Meningkatnya kegiatan bisnis lintas batas negara telah memungkinkan para pelaku usaha untuk menyelesaikan sengketa selain dengan menempuh jalur hukum di pengadilan nasional salah satu negara asal para pihak. Litigasi dianggap memakan waktu dan biaya, yang merupakan faktor penghambat dalam menjalankan bisnis, di mana efisiensi sangat dijunjung tinggi. Atas alasan ini, metode lain untuk menyelesaikan sengketa di luar pengadilan telah diusahakan, yaitu melalui proses yang dikenal sebagai Alternatif Penyelesaian Sengketa (APS). Arbitrase dan mdiasi adalah contoh bentuk dari APS yang paling umum. Tidak seperti arbitrase, mediasi belum menerima pengakuan dan pelaksanaan internasional yang sama dengan putusan arbitrase asing. Namun, baru-baru ini, Konvensi Mediasi Singapura telah berlaku.
Skripsi ini bertujuan untuk meneliti kemungkinan tantangan pada penerapan Konvensi Mediasi Singapura di lima negara, yaitu Singapura, Kerjaan Saudi Arabia, Republik Rakyat Tiongkok, Korea Selatan dan India, yang telah meratifikasi atau menandatangani konvensi tersebut. Kelima negara ini akan dibandingkan dengan Indonesia untuk melihat apakah Indonesia akan menghadapi tantangan serupa. Penulis menggunakan metode penelitian yuridis-normatif disertai dengan studi literatur untuk mengkaji hukum domestik masing-masing negara.

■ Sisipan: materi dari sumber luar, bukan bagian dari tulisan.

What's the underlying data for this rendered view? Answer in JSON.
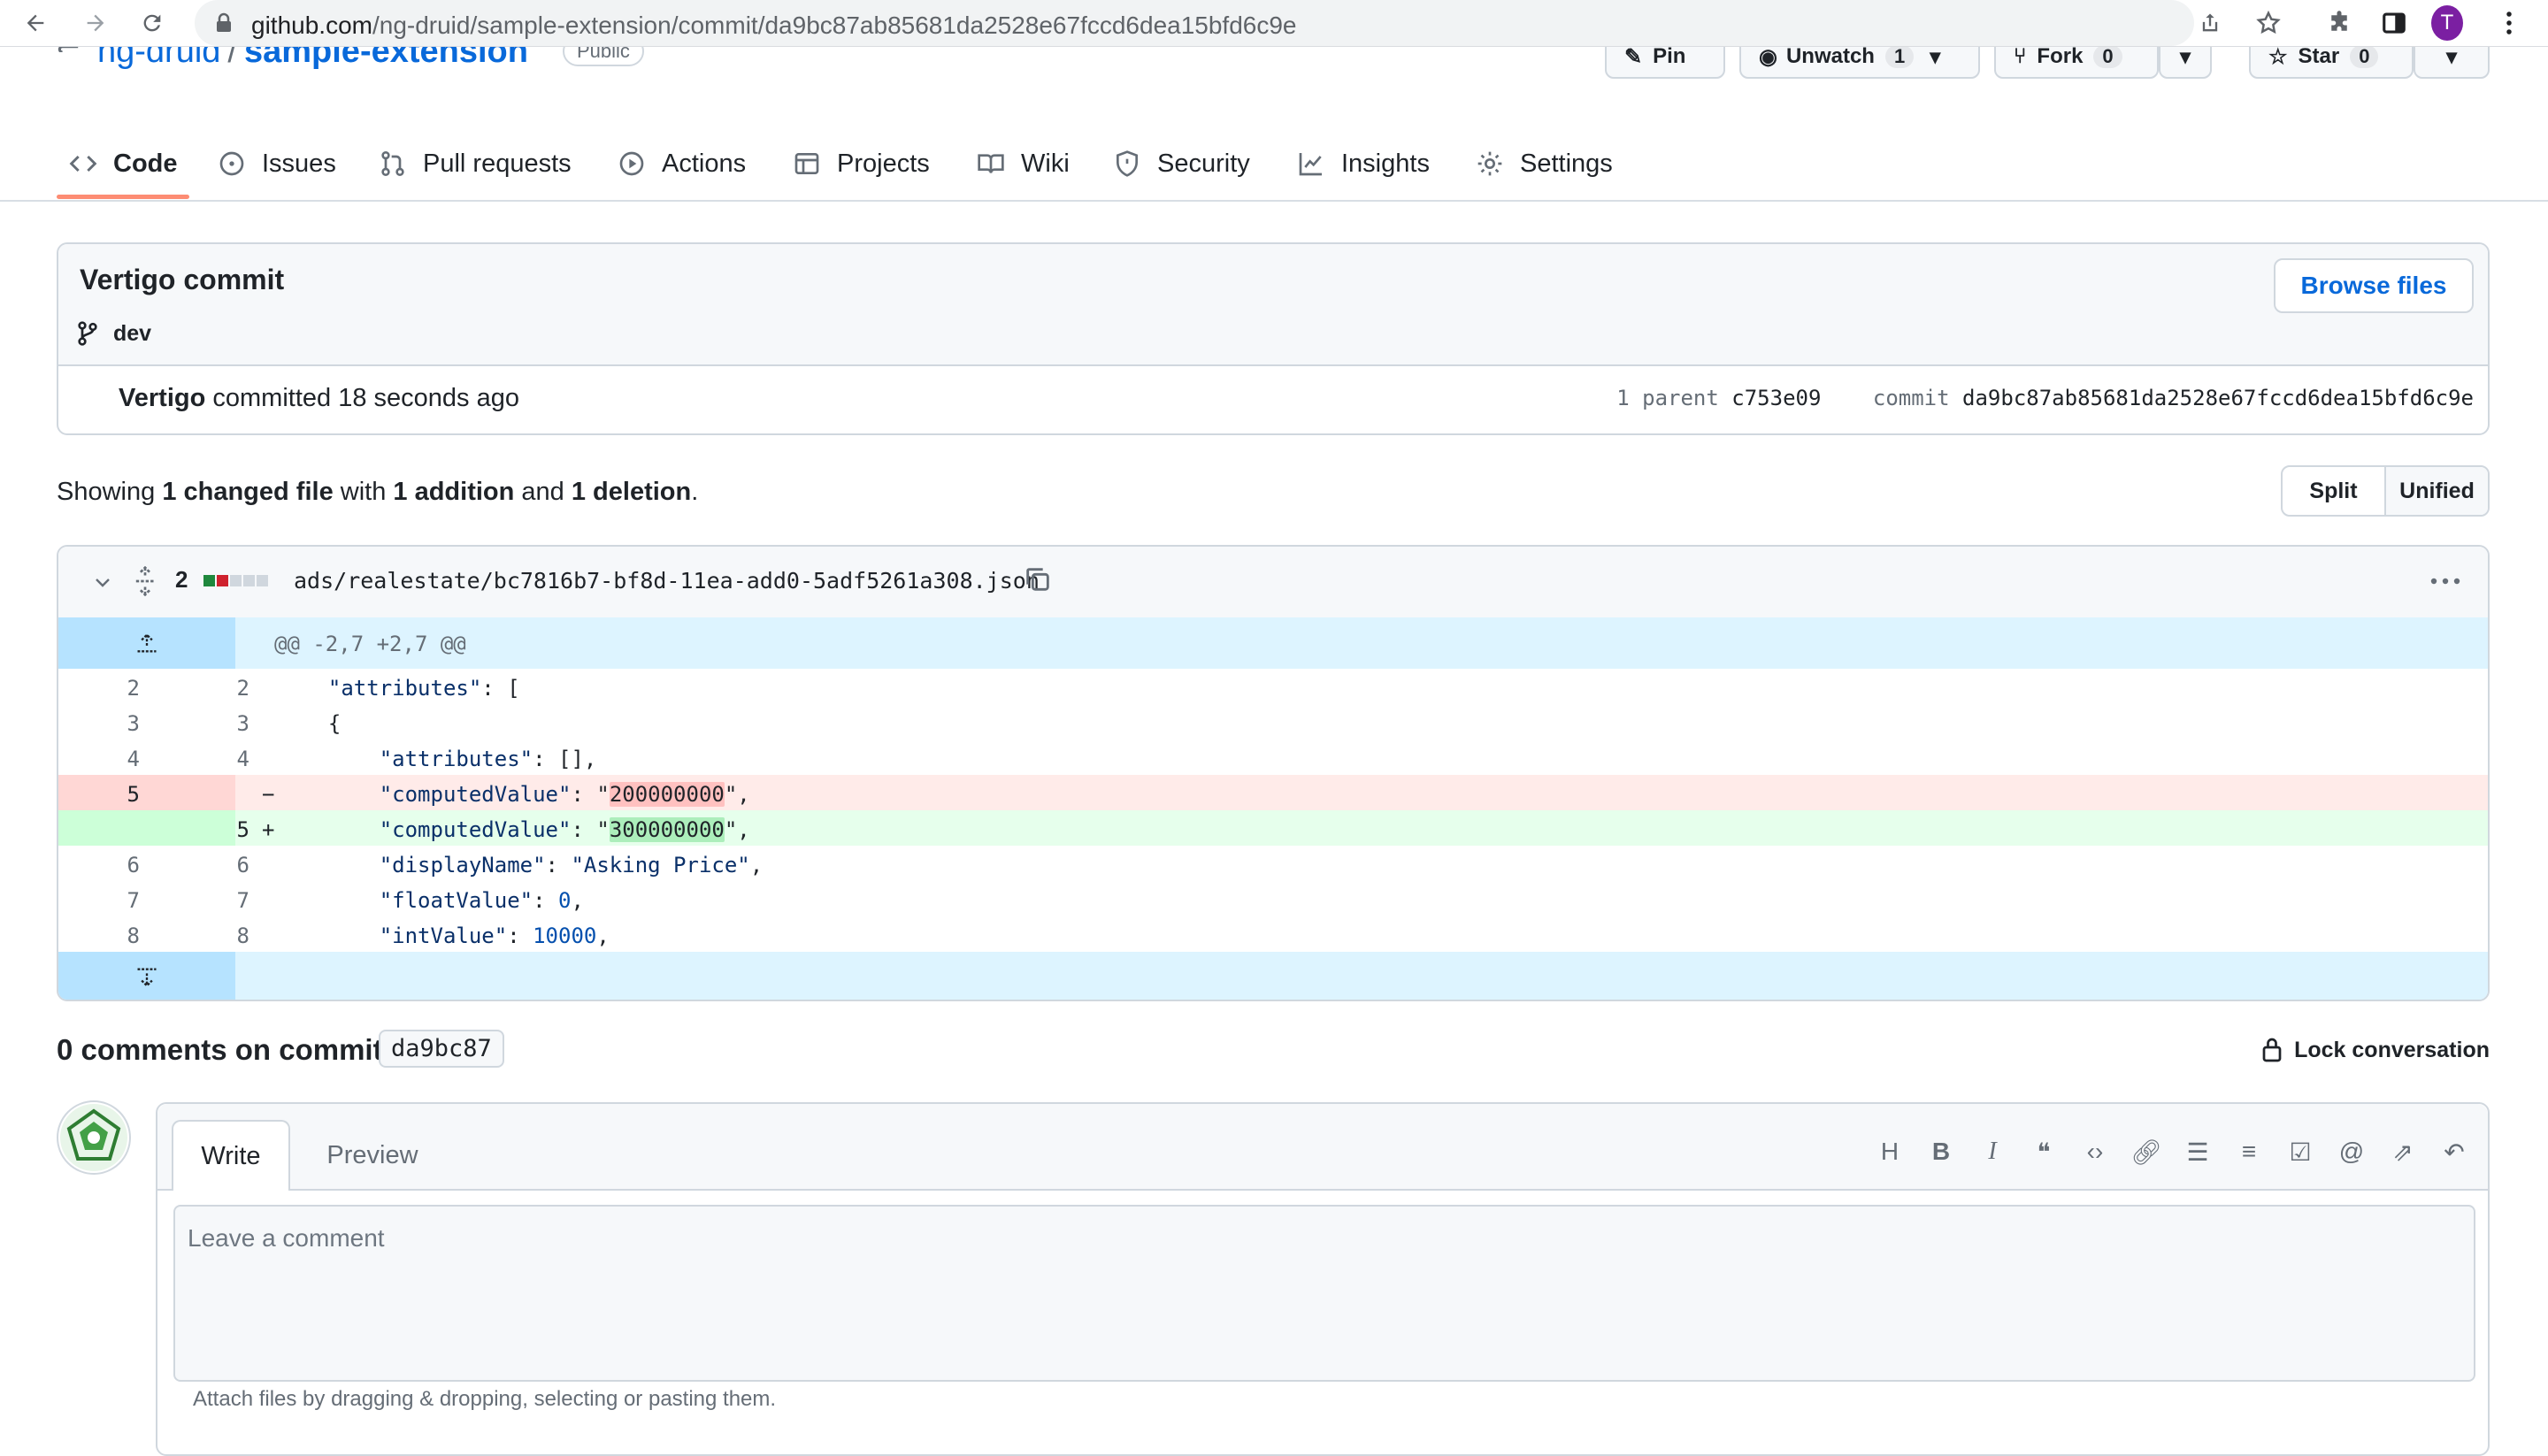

Hasil penelitian menyimpulkan bahwa hingga saat ini belum ada urgensi bagi Indonesia untuk meratifikasi konvensi tersebut. Terlepas dari manfaat yang ditawarkan oleh Konvensi Mediasi Singapura, akan lebih baik bagi Indonesia untuk mengkaji undang-undang mediasi yang berlaku saat ini sekaligus meningkatkan kesadaran mediasi sebagai salah satu APS di kalangan pelaku usaha dan praktisi hukum.
The increasing cross-border business activities have allowed business actors to settle their disputes aside from litigating in the national courts of one of the parties' home countries. Litigation is perceived as time-consuming and costly, which are impeding factors in conducting business where efficiency is highly valued. For these reasons, other means to settle the dispute outside court are attempted, a process known as Alternative Dispute Resolution (ADR). Arbitration and mediation are examples of the most common forms of ADR. Unlike arbitration, mediation has not received the same international recognition and enforceability as a foreign arbitral award. However, recently, the Singapore Convention on Mediation came into force. This thesis aims to analyze the possible challenges of implementing the Singapore Convention on Mediation in five states, namely, Singapore, the Kingdom of Saudi Arabia, the People's Republic of China, South Korea, and India, which have either ratified or signed the convention. These five countries will be compared to Indonesia to see whether Indonesia may face similar challenges. The author uses a juridical-normative research method accompanied by a literature study to examine each state's domestic law. The research concludes that, as of currently, there is no urgency for Indonesia to ratify the convention. Despite the benefits that the Singapore Convention on Mediation offers, Indonesia should review its current law on mediation and simultaneously increase the awareness of mediation as an ADR among business actors and legal practitioners.